Based on the improving outlook for US domestic inflation, I posted a mid month blog advising a reduction in cash of 5% with the proceeds being redirected back into equities for both portfolios. My rationale was that the visibly weaker inflationary stats would encourage the Federal Reserve to back off their very restrictive monetary policy. After listening to Chairman Powell’s speech last week, I have changed my mind about any immediate change to monetary policy until inflation is visibly in a downtrend once again. It is important to keep in mind that the Federal Reserve fully realizes how late they were in increasing interest rates and that they have to ensure that inflation is clearly under control before they back off their current very restrictive policies. Saving face is important to them to avoid total humiliation.

However, I still think there is a small chance the Federal Reserve may back off should the rate of growth in both regular and core CPI and PPI really start to decline sharply. The next report for US CPI is September 13th and all eyes will be focused on any material slowdown in the rate of growth. The Federal Reserve did mention that they remain data dependent implying that there is some flexibility in their degree of hawkishness.

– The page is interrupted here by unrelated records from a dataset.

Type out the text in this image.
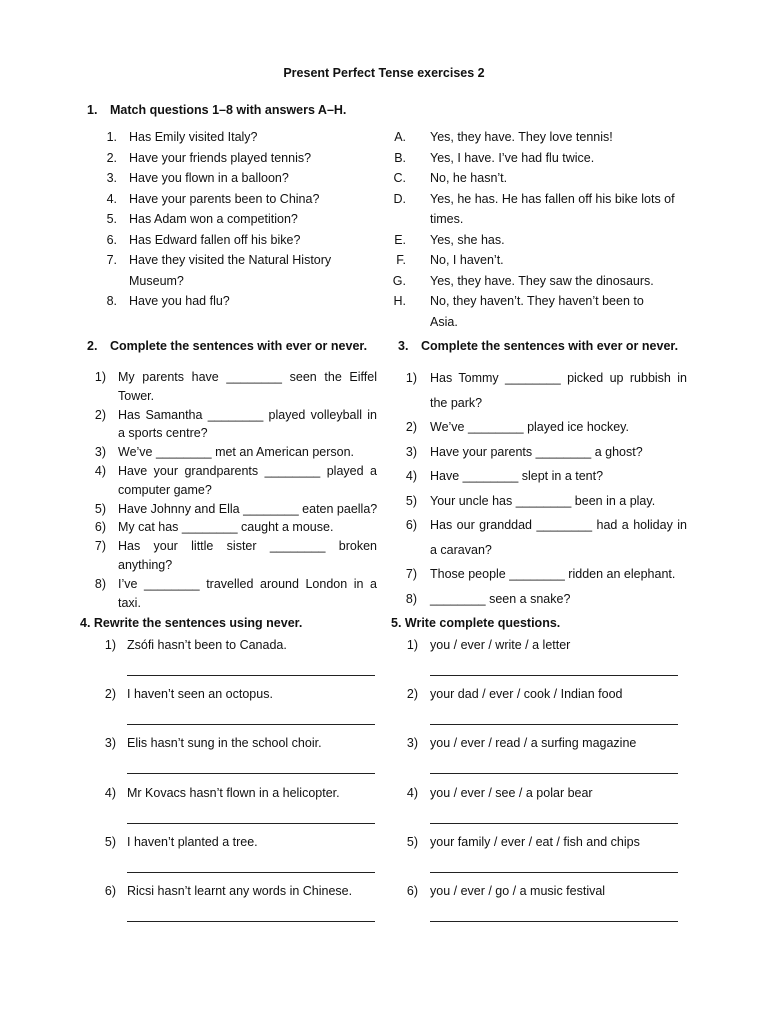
Present Perfect Tense exercises 2
1. Match questions 1–8 with answers A–H.
1. Has Emily visited Italy?
2. Have your friends played tennis?
3. Have you flown in a balloon?
4. Have your parents been to China?
5. Has Adam won a competition?
6. Has Edward fallen off his bike?
7. Have they visited the Natural History
Museum?
8. Have you had flu?
A. Yes, they have. They love tennis!
B. Yes, I have. I’ve had flu twice.
C. No, he hasn’t.
D. Yes, he has. He has fallen off his bike lots of
times.
E. Yes, she has.
F. No, I haven’t.
G. Yes, they have. They saw the dinosaurs.
H. No, they haven’t. They haven’t been to
Asia.
2. Complete the sentences with ever or never.
1) My parents have ________ seen the Eiffel
Tower.
2) Has Samantha ________ played volleyball in
a sports centre?
3) We’ve ________ met an American person.
4) Have your grandparents ________ played a
computer game?
5) Have Johnny and Ella ________ eaten paella?
6) My cat has ________ caught a mouse.
7) Has your little sister ________ broken
anything?
8) I’ve ________ travelled around London in a
taxi.
3. Complete the sentences with ever or never.
1) Has Tommy ________ picked up rubbish in
the park?
2) We’ve ________ played ice hockey.
3) Have your parents ________ a ghost?
4) Have ________ slept in a tent?
5) Your uncle has ________ been in a play.
6) Has our granddad ________ had a holiday in
a caravan?
7) Those people ________ ridden an elephant.
8) ________ seen a snake?
4. Rewrite the sentences using never.
1) Zsófi hasn’t been to Canada.
2) I haven’t seen an octopus.
3) Elis hasn’t sung in the school choir.
4) Mr Kovacs hasn’t flown in a helicopter.
5) I haven’t planted a tree.
6) Ricsi hasn’t learnt any words in Chinese.
5. Write complete questions.
1) you / ever / write / a letter
2) your dad / ever / cook / Indian food
3) you / ever / read / a surfing magazine
4) you / ever / see / a polar bear
5) your family / ever / eat / fish and chips
6) you / ever / go / a music festival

In my opinion the key factor will be if the domestic economy can avoid a hard landing and have a mild or no recession. The reason this is so important is that investors need to manage their portfolios very differently under either scenario.

Under a soft landing or no recession outlook, cyclical, value sectors should perform well. Under a hard landing, cyclical sectors will not perform as well as defensive and growth sectors will.

The probability is about 50/50 in regards to a soft or hard landing for the economy. For the next several months, economic growth and corporate profits will continue to weaken. In this environment, it pays to remain defensive both in asset mix and equity sector weights favouring defensive sectors over cyclicals.

The Energy sector is the only cyclical sector I would continue to overweight under either a soft or hard landing.